Het Verloren Tooverland. Jenny Blicher-Clausen
-Clausen
Het Verloren Tooverland
Schrijf! schrijf! Heerlijk Leven! Goed of kwaad, gering of groot, schrijf, wat gij wilt! Ik stel mij open voor het blijde, voor het droeve— doch laat niet ledig de bladen wit....!
Op een avond zat ik vóór Klampenborg’s concertzaal. Het was een volmaakte kalme Juni-avond; de schepen gleden over de Öresund en in de verte zag men den rook van een stoomboot.
Ik waande mij alleen op het terras boven het restaurant—tot ik plotseling, vóór één der vensters der concertzaal, een donkere vrouwengestalte bemerkte. Zij zat voorovergebogen, met de handen in haar schoot en wendde het bleeke gelaat naar de verlichte zaal.
Van de drukke menschenmassa, die voortdurend daar beneden heen en weer liep, had zij zich afgekeerd en klaarblijkelijk drong het gegons van stemmen ook niet tot haar door. Misschien hoorde zij zelfs het orkest niet, dat een fantasie van Chopin speelde. Af en toe trok zij het kanten doekje wat dichter om zich heen, alsof zij het koud had, maar geen enkele maal draaide zij daarbij het hoofd om.
Er lag over deze gedaante zoo iets onuitsprekelijk verlatens, dat ik mij onwillekeurig voorover boog om haar gezicht te zien. Maar dit gelukte mij slechts ten deele. Zij hield de oogen voortdurend op één punt gericht, maar het was duidelijk, dat zij keek zonder te zien. Het was alsof iets ver, ver weg haar oogen verblindde… Het leven was vermoedelijk hard voor haar geweest… Het had haar misschien te midden van genot en dans ontrukt aan al wat haar lief was. En nu zat zij hier—alleen—aan het raam van een verlichte zaal, waar de muziek speelde…
Ik weet niet, waarom de slanke driemaster daarginds zich plotseling aan mijn innerlijk oog als een spookschip voordeed… Misschien wel, doordat die donkere gestalte zoo onbewegelijk stil zat en doordat er uit iedere plooi van haar zwart gewaad een doodszucht scheen op te stijgen… Luisterend, voorovergebogen zat zij daar en keek zonder te zien…, keek alles voorbij, keek door alles heen… Met brandende oogen staarde zij in het verloren tooverland van haar jeugd–!
Zooals ik dien avond onder de tonen van een fantasie van Chopin haar geschiedenis hoorde, heb ik getracht die hier weer te geven, even eenvoudig zooals die is, in een boek, niet voor groote, maar voor stille denkers.
“Goed of kwaad, gering of groot, schrijf—wat ge wilt!”
Met lichte, kleine, haastige passen kwam zij naar Vesterbro aangedanst. Neen, eigenlijk liep zij, maar zóó licht trad zij over de bevroren sneeuw, dat het was alsof zij danste. Haar schaatsen hingen los over haar ronden arm en zongen, al bengelend, een kletterenden wals, als hadden zij den laatsten tocht op de meren daarginds nog niet vergeten.
Er was iets aantrekkelijks in haar frisch, jong aangezicht en in het gekletter van haar schaatsen, zoodat een ieder haar aan- en nog eens nakeek. Het was alsof zij, waar zij ging, vreugde om zich heen verspreidde.

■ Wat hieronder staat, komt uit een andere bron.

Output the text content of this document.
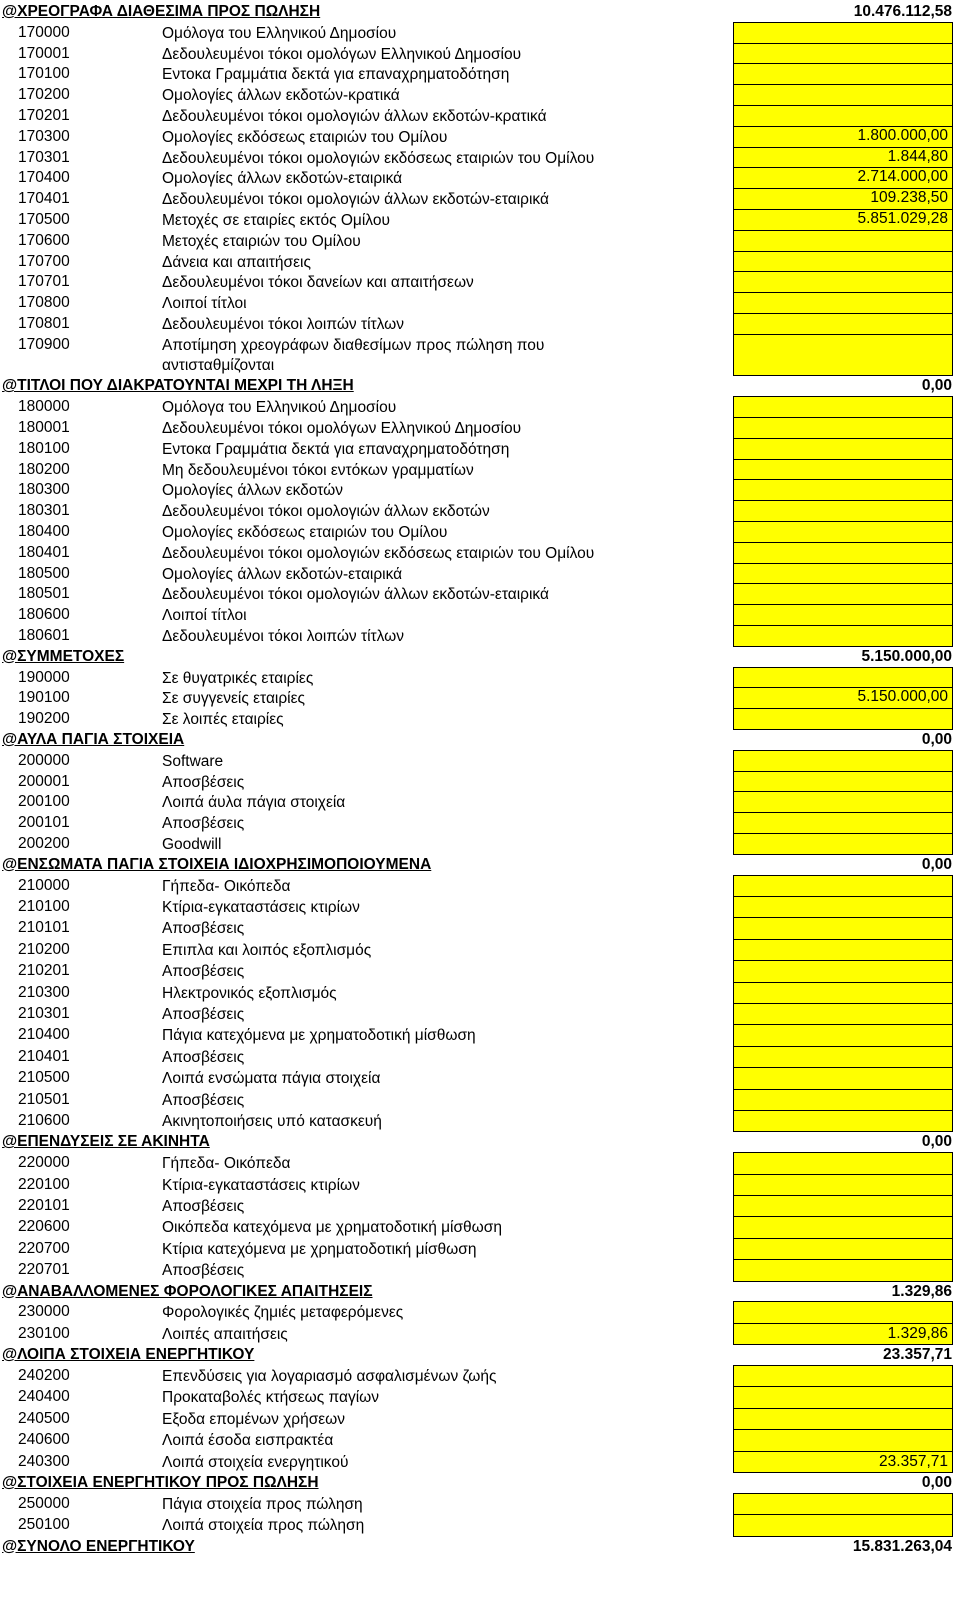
@ΧΡΕΟΓΡΑΦΑ ΔΙΑΘΕΣΙΜΑ ΠΡΟΣ ΠΩΛΗΣΗ	10.476.112,58
170000	Ομόλογα του Ελληνικού Δημοσίου
170001	Δεδουλευμένοι τόκοι ομολόγων Ελληνικού Δημοσίου
170100	Εντοκα Γραμμάτια δεκτά για επαναχρηματοδότηση
170200	Ομολογίες άλλων εκδοτών-κρατικά
170201	Δεδουλευμένοι τόκοι ομολογιών άλλων εκδοτών-κρατικά
170300	Ομολογίες εκδόσεως εταιριών του Ομίλου	1.800.000,00
170301	Δεδουλευμένοι τόκοι ομολογιών εκδόσεως εταιριών του Ομίλου	1.844,80
170400	Ομολογίες άλλων εκδοτών-εταιρικά	2.714.000,00
170401	Δεδουλευμένοι τόκοι ομολογιών άλλων εκδοτών-εταιρικά	109.238,50
170500	Μετοχές σε εταιρίες εκτός Ομίλου	5.851.029,28
170600	Μετοχές εταιριών του Ομίλου
170700	Δάνεια και απαιτήσεις
170701	Δεδουλευμένοι τόκοι δανείων και απαιτήσεων
170800	Λοιποί τίτλοι
170801	Δεδουλευμένοι τόκοι λοιπών τίτλων
170900	Αποτίμηση χρεογράφων διαθεσίμων προς πώληση που
αντισταθμίζονται
@ΤΙΤΛΟΙ ΠΟΥ ΔΙΑΚΡΑΤΟΥΝΤΑΙ ΜΕΧΡΙ ΤΗ ΛΗΞΗ	0,00
180000	Ομόλογα του Ελληνικού Δημοσίου
180001	Δεδουλευμένοι τόκοι ομολόγων Ελληνικού Δημοσίου
180100	Εντοκα Γραμμάτια δεκτά για επαναχρηματοδότηση
180200	Μη δεδουλευμένοι τόκοι εντόκων γραμματίων
180300	Ομολογίες άλλων εκδοτών
180301	Δεδουλευμένοι τόκοι ομολογιών άλλων εκδοτών
180400	Ομολογίες εκδόσεως εταιριών του Ομίλου
180401	Δεδουλευμένοι τόκοι ομολογιών εκδόσεως εταιριών του Ομίλου
180500	Ομολογίες άλλων εκδοτών-εταιρικά
180501	Δεδουλευμένοι τόκοι ομολογιών άλλων εκδοτών-εταιρικά
180600	Λοιποί τίτλοι
180601	Δεδουλευμένοι τόκοι λοιπών τίτλων
@ΣΥΜΜΕΤΟΧΕΣ	5.150.000,00
190000	Σε θυγατρικές εταιρίες
190100	Σε συγγενείς εταιρίες	5.150.000,00
190200	Σε λοιπές εταιρίες
@ΑΥΛΑ ΠΑΓΙΑ ΣΤΟΙΧΕΙΑ	0,00
200000	Software
200001	Αποσβέσεις
200100	Λοιπά άυλα πάγια στοιχεία
200101	Αποσβέσεις
200200	Goodwill
@ΕΝΣΩΜΑΤΑ ΠΑΓΙΑ ΣΤΟΙΧΕΙΑ ΙΔΙΟΧΡΗΣΙΜΟΠΟΙΟΥΜΕΝΑ	0,00
210000	Γήπεδα- Οικόπεδα
210100	Κτίρια-εγκαταστάσεις κτιρίων
210101	Αποσβέσεις
210200	Επιπλα και λοιπός εξοπλισμός
210201	Αποσβέσεις
210300	Ηλεκτρονικός εξοπλισμός
210301	Αποσβέσεις
210400	Πάγια κατεχόμενα με χρηματοδοτική μίσθωση
210401	Αποσβέσεις
210500	Λοιπά ενσώματα πάγια στοιχεία
210501	Αποσβέσεις
210600	Ακινητοποιήσεις υπό κατασκευή
@ΕΠΕΝΔΥΣΕΙΣ ΣΕ ΑΚΙΝΗΤΑ	0,00
220000	Γήπεδα- Οικόπεδα
220100	Κτίρια-εγκαταστάσεις κτιρίων
220101	Αποσβέσεις
220600	Οικόπεδα κατεχόμενα με χρηματοδοτική μίσθωση
220700	Κτίρια κατεχόμενα με χρηματοδοτική μίσθωση
220701	Αποσβέσεις
@ΑΝΑΒΑΛΛΟΜΕΝΕΣ ΦΟΡΟΛΟΓΙΚΕΣ ΑΠΑΙΤΗΣΕΙΣ	1.329,86
230000	Φορολογικές ζημιές μεταφερόμενες
230100	Λοιπές απαιτήσεις	1.329,86
@ΛΟΙΠΑ ΣΤΟΙΧΕΙΑ ΕΝΕΡΓΗΤΙΚΟΥ	23.357,71
240200	Επενδύσεις για λογαριασμό ασφαλισμένων ζωής
240400	Προκαταβολές κτήσεως παγίων
240500	Εξοδα επομένων χρήσεων
240600	Λοιπά έσοδα εισπρακτέα
240300	Λοιπά στοιχεία ενεργητικού	23.357,71
@ΣΤΟΙΧΕΙΑ ΕΝΕΡΓΗΤΙΚΟΥ ΠΡΟΣ ΠΩΛΗΣΗ	0,00
250000	Πάγια στοιχεία προς πώληση
250100	Λοιπά στοιχεία προς πώληση
@ΣΥΝΟΛΟ ΕΝΕΡΓΗΤΙΚΟΥ	15.831.263,04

Het roodbruine haar hing in dartele, kleine krulletjes over haar voorhoofd en schitterde als goud in de zon. Haar bonten muts stond achter op haar hoofd, halverwege over de dikke haarvlechten, die tot een zwaren knoop in haar nek waren samengebonden. Haar mond was half geopend, als kon die, gesloten, niet genoeg van de schitterende zonnelucht naar binnen krijgen. Klaar en open was het voorhoofd, groot en wakker waren de oogen.
Met een geheimzinnig glimlachje dacht zij aan hetgeen de jonge tooneelspeler haar toegefluisterd had, toen hij haar hielp met het afdoen van haar schaatsen, nadat zij met hem op het meer gereden had. Vol jeugdige geestdrift herdacht zij ieder woord, dat hij gezegd had; ongekunsteld gaf zij toe aan haar gevoel, hetgeen haar juist zoozeer verschillen deed van de meeste behaagzieke, alles behalve naïeve jonge meisjes, die men iederen dag op straat ontmoet.

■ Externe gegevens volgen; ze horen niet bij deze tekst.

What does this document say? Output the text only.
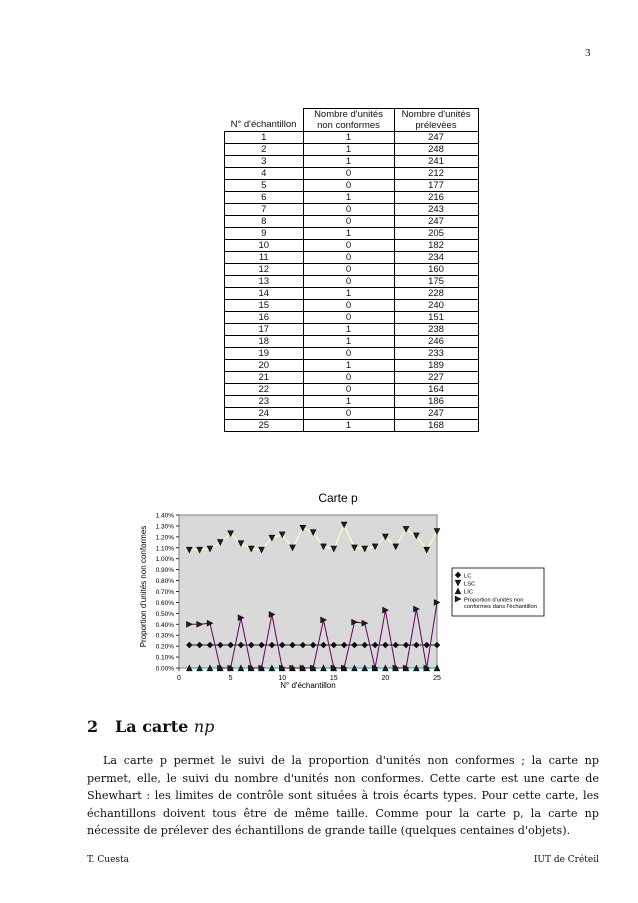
3
N° d'échantillon	Nombre d'unités non conformes	Nombre d'unités prélevées
1	1	247
2	1	248
3	1	241
4	0	212
5	0	177
6	1	216
7	0	243
8	0	247
9	1	205
10	0	182
11	0	234
12	0	160
13	0	175
14	1	228
15	0	240
16	0	151
17	1	238
18	1	246
19	0	233
20	1	189
21	0	227
22	0	164
23	1	186
24	0	247
25	1	168
Carte p
0.00%
0.10%
0.20%
0.30%
0.40%
0.50%
0.60%
0.70%
0.80%
0.90%
1.00%
1.10%
1.20%
1.30%
1.40%
0	5	10	15	20	25
N° d'échantillon
Proportion d'unités non conformes	LC
LSC
LIC
Proportion d'unités non
conformes dans l'échantillon
2 La carte np

La carte p permet le suivi de la proportion d'unités non conformes ; la carte np permet, elle, le suivi du nombre d'unités non conformes. Cette carte est une carte de Shewhart : les limites de contrôle sont situées à trois écarts types. Pour cette carte, les échantillons doivent tous être de même taille. Comme pour la carte p, la carte np nécessite de prélever des échantillons de grande taille (quelques centaines d'objets).

T. Cuesta	IUT de Créteil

Zij was nu het plein vóór het stadhuis genaderd en zou verder de stad ingaan, toen zij plotseling van meening veranderde en de Studiestræde insloeg. Daar ging zij een van de eerste poorten in en belde aan bij oom Frans.
Oom Frans, een oom van vaders zijde, was leeraar aan het gymnasium. Oom Frans en zij waren altijd de beste vrienden geweest. Zij bekommerde zich niet om vroegere schoolkennissen, wist niet waar zij gebleven waren of wat zij uitvoerden,—zij had aan niemand behoefte, want zij had immers oom Frans.
Oom Frans was slechts vijf en dertig jaar oud, maar zijn dik, zwart haar, dat evenals het hare golfde, begon bij de slapen al wat grijs te worden. Vroeg grijs worden lag in de familie. De vorm van het hoofd, de gebogen neus, de houding en de gang, hadden veel van de hare, doch de duidelijke, vaste trekken, die den mond karakteriseerden, waren bij haar nog vaag en zwak—als het ware onaf.
Toen zij aan zijn deur gekomen was, belde zij niet aan zooals andere menschen dat doen. Haar bellen bestond in drie korte slagen met haar schaatsen tegen de voordeur, die dadelijk er op werd opengedaan.
“Zoo, je hebt dus voor mij ook nog een oogenblikje kunnen vinden,” klonk een diepe, aangename stem, terwijl haar ééne kleine handje bijna geheel in een paar groote, zachte mannenhanden wegzonk. “Of is er,” ging hij door, terwijl hij glimlachend haar hand losliet, “misschien wat aan de schaatsen in orde te maken?”
“Als u vandaag in slecht humeur bent, ga ik dadelijk weg, hoor!” zeide zij, terwijl zij zich naar de deur wendde.
“Zoo, ga je?” klonk het op volkomen kalmen toon achter haar.
Toen begon zij luid te lachen. “Kom, wees nou lief,” zeide zij, terwijl zij haar handen door zijn haar liet gaan.
“Met wien heb je vandaag gereden?” vroeg hij, terwijl hij haar de schaatsen van den arm nam.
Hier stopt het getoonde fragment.